King Charles and Queen Camilla have received a grand Ceremonial Welcome from President Ruto and the First Lady at the start of their State Visit to Kenya.
The red carpet was, quite literally, rolled out alongside a 21-gun salute, military bands and the British National Anthem - a successful and well-rehearsed opening act.
But beyond the barriers of Kenya's State House, descendants of tribal leaders killed or tortured by colonial British rulers demand a full apology from King Charles for past atrocities.
They also demand further reparations from the British Government, who paid out nearly £20 million in 2013 to more than 5,000 elderly Kenyans who suffered abuse during the Mau Mau uprising in the 1950s.
The King is expected to "deepen his understanding of the wrongs suffered" by Kenyans and "acknowledge the more painful aspects" of Britain and Kenya's shared history, but is unlikely to offer a full apology.
The British government maintains the position that modern-day administrations are not legally liable for the actions of the past, so a formal apology from the Head of State could leave them open to further court battles.

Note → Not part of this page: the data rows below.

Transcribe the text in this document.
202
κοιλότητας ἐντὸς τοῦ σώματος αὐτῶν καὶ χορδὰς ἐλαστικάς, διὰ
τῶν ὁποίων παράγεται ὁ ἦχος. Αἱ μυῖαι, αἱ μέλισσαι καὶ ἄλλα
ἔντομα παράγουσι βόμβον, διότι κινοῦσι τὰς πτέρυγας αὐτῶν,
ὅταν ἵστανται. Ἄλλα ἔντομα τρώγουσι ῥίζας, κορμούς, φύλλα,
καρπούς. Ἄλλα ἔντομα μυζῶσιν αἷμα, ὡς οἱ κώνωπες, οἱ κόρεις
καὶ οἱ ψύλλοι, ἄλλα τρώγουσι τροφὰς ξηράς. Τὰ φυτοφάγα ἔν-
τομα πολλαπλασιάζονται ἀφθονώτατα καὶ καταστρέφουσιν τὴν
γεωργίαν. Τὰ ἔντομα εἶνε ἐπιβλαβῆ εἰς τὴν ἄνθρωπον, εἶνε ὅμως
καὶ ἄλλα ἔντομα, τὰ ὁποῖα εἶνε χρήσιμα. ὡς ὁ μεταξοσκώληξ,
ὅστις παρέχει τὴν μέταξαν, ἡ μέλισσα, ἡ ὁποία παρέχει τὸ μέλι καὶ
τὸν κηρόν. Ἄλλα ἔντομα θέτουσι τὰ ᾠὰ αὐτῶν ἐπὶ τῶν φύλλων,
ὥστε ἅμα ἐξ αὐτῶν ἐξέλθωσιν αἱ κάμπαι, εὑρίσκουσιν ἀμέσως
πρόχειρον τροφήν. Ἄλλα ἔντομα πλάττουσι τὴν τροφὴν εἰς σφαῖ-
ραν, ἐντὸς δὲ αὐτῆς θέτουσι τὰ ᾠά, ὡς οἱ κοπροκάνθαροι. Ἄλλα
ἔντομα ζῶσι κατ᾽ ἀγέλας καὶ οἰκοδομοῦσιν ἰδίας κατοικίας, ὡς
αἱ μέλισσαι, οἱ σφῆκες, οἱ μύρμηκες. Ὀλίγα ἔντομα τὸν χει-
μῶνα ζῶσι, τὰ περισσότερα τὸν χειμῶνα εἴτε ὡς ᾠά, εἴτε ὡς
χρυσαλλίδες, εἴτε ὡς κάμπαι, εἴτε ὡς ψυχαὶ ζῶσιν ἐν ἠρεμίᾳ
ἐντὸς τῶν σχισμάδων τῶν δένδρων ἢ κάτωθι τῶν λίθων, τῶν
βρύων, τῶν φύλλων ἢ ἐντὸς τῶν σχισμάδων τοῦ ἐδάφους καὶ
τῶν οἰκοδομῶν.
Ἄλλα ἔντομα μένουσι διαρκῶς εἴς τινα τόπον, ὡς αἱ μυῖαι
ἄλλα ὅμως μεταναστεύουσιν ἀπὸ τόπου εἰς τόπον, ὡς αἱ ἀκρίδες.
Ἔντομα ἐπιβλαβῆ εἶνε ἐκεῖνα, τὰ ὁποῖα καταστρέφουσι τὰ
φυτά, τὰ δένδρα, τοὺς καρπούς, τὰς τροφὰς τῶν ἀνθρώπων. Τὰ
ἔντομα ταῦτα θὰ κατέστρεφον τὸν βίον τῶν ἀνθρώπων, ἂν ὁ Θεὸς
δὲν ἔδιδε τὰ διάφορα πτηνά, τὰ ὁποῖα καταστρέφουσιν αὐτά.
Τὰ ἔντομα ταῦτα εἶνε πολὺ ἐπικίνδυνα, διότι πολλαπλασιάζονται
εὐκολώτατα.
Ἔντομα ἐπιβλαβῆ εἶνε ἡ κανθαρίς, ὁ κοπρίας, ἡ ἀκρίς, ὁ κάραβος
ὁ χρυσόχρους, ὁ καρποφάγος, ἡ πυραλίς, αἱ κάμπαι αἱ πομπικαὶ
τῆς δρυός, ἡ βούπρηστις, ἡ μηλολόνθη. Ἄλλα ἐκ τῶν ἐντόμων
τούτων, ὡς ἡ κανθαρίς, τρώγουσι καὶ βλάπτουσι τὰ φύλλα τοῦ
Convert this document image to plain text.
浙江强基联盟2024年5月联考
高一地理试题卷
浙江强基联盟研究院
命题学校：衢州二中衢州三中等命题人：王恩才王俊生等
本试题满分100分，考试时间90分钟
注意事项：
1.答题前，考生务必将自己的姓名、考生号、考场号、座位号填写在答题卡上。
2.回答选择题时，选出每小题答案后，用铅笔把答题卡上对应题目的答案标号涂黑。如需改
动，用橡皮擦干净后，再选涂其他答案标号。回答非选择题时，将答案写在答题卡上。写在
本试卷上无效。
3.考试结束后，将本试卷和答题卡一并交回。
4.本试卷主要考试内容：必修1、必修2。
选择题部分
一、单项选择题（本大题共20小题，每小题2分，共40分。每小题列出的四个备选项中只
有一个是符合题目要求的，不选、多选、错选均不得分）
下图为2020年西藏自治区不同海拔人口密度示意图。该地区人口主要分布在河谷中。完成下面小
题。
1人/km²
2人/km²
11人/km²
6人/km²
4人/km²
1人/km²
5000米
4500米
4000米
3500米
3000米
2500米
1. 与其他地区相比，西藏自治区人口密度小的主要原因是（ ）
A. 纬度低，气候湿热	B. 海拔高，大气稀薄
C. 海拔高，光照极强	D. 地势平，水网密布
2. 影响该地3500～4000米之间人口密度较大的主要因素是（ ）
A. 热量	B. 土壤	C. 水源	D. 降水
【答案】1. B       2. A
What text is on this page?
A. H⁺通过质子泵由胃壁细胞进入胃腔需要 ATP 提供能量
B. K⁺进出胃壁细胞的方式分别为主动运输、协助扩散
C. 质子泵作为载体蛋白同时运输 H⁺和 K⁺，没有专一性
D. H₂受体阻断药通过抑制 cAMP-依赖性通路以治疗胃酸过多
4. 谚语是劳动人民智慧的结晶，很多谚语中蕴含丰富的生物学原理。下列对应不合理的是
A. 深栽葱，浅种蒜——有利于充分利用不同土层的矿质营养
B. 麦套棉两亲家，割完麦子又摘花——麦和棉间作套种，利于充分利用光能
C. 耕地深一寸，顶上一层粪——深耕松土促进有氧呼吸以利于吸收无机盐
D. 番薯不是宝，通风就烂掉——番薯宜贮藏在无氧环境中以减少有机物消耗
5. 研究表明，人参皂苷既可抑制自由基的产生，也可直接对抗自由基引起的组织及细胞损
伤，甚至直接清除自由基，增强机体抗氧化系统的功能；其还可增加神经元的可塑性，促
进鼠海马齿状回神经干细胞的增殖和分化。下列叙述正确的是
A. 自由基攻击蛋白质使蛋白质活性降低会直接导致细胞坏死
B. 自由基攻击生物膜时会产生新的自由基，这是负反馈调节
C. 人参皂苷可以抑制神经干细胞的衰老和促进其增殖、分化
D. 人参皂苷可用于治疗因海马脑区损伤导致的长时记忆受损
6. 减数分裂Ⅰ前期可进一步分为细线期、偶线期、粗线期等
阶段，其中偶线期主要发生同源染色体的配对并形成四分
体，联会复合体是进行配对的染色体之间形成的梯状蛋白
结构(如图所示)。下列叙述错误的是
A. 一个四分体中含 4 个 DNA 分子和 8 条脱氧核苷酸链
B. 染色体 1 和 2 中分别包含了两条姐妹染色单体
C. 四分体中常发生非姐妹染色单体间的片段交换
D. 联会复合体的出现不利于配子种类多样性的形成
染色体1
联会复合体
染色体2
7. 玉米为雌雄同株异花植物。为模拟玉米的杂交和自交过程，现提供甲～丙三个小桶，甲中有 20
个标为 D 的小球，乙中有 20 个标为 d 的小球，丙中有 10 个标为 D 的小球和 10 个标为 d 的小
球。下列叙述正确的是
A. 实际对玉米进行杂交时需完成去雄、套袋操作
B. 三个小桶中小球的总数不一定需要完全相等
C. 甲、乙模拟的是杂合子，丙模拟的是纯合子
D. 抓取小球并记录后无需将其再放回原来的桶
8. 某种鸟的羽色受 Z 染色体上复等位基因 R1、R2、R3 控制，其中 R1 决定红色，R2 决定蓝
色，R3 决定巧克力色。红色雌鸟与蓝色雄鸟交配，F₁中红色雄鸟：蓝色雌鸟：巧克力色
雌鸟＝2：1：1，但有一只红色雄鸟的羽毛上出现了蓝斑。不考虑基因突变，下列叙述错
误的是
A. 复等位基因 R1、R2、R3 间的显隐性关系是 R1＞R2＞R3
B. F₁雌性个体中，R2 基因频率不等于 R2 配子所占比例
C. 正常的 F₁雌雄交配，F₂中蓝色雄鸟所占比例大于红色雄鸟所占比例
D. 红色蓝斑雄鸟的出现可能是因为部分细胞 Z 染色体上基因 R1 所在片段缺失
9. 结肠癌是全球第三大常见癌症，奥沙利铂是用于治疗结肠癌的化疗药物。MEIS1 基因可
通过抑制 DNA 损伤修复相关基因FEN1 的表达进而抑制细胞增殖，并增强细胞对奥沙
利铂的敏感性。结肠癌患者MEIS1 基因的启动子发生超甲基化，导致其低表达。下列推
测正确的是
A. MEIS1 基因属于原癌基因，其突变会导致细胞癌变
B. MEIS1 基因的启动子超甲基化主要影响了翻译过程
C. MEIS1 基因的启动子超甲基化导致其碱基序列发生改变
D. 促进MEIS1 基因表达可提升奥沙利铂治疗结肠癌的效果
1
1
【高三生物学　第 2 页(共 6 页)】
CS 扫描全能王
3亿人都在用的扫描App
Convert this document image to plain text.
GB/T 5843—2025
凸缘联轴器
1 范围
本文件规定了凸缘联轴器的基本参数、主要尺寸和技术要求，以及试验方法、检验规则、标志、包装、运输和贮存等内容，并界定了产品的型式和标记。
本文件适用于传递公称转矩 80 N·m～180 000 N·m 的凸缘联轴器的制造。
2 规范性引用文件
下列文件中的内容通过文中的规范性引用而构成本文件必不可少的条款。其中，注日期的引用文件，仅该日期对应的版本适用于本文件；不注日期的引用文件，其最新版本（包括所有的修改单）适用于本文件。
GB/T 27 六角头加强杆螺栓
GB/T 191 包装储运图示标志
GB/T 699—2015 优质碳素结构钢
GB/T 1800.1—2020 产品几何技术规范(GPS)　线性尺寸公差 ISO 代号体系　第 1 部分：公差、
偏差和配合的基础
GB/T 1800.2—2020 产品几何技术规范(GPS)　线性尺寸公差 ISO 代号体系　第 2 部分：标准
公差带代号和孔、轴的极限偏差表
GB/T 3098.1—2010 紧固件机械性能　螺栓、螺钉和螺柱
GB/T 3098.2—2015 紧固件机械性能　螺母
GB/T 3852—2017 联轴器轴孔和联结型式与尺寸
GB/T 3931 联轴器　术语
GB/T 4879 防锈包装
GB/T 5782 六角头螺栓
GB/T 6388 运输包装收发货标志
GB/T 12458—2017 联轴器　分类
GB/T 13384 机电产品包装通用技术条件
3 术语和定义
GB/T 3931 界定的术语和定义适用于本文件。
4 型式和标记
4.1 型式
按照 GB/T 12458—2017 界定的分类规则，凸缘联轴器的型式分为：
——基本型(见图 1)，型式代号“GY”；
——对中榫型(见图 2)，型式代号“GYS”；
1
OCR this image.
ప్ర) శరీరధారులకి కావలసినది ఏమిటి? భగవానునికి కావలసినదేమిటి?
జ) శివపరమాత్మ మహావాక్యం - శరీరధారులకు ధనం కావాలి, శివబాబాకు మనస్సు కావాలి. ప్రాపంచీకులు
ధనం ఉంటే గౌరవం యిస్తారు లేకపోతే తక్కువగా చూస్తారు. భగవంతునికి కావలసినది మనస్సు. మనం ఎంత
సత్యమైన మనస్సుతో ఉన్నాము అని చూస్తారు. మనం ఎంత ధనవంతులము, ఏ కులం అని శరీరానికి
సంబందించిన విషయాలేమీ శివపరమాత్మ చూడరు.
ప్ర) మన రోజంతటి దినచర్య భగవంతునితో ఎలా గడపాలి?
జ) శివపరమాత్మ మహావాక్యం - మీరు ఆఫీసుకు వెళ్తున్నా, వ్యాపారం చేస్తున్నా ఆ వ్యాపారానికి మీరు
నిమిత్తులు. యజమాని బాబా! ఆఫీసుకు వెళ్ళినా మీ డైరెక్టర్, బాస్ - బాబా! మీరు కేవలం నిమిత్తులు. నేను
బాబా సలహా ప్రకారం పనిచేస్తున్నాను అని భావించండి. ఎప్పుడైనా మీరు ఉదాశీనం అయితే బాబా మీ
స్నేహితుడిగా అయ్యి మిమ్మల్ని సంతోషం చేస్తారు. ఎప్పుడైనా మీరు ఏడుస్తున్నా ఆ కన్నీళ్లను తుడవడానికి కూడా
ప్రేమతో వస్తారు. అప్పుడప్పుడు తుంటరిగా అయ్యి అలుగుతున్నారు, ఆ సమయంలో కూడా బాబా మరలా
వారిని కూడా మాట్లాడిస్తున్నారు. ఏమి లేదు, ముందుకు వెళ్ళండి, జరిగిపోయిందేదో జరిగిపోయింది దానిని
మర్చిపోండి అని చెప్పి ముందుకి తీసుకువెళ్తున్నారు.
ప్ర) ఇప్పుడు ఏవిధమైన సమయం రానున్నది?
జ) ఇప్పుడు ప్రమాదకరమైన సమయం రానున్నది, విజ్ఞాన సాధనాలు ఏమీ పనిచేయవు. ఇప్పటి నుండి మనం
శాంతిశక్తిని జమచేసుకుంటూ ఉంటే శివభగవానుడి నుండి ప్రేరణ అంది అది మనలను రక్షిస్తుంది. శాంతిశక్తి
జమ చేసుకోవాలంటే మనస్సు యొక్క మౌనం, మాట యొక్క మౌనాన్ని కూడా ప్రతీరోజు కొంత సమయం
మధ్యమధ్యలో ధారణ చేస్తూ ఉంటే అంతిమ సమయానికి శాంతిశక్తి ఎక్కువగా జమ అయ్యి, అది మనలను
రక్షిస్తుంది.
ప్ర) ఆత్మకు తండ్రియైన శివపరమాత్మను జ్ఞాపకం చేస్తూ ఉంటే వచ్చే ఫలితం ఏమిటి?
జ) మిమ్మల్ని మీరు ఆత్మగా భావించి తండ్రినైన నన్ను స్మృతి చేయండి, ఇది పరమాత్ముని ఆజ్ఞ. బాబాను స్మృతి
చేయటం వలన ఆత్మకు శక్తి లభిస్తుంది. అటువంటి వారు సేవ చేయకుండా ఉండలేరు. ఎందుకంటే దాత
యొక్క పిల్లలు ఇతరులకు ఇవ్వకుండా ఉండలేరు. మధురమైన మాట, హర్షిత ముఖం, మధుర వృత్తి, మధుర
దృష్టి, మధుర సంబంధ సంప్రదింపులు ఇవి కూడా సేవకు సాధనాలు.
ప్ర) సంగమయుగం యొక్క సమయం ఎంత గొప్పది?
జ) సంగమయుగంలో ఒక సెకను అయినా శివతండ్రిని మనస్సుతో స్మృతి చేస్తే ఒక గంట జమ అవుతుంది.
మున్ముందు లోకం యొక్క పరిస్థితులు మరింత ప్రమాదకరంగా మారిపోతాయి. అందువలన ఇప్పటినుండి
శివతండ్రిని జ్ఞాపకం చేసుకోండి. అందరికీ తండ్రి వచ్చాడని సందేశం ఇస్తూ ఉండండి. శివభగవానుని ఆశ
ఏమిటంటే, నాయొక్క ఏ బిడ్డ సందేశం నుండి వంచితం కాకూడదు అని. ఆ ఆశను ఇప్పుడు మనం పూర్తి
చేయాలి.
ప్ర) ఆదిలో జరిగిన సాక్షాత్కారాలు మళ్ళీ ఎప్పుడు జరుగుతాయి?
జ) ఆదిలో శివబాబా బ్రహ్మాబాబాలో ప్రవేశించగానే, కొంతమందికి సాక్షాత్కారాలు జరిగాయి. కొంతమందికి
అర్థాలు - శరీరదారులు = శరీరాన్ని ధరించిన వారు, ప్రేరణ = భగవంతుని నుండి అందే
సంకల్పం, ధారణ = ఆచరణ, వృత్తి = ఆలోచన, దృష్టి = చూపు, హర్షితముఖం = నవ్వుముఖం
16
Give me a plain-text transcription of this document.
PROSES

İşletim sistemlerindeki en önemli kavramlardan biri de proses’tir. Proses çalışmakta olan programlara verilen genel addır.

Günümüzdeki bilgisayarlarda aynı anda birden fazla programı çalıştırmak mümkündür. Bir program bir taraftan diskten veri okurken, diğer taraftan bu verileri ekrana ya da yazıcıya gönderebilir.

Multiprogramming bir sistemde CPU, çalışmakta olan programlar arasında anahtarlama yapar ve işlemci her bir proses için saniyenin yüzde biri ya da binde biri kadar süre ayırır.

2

This stance, however, is unlikely to satisfy the passionate campaigners and their supporters.
Palace and government officials will be hoping the spotlight stays firmly on celebrating the "warm relationship" between Britain and Kenya and strengthening diplomatic relations in an increasingly competitive world.
It is understood even President Ruto of Kenya wishes to leave the past behind and look towards the future "to boost mutual prosperity".
The State Visit to Kenya could be King Charles's most challenging foreign trip of his reign so far, but he is an experienced statesman who is used to navigating the choppy waters of Britain's colonial past.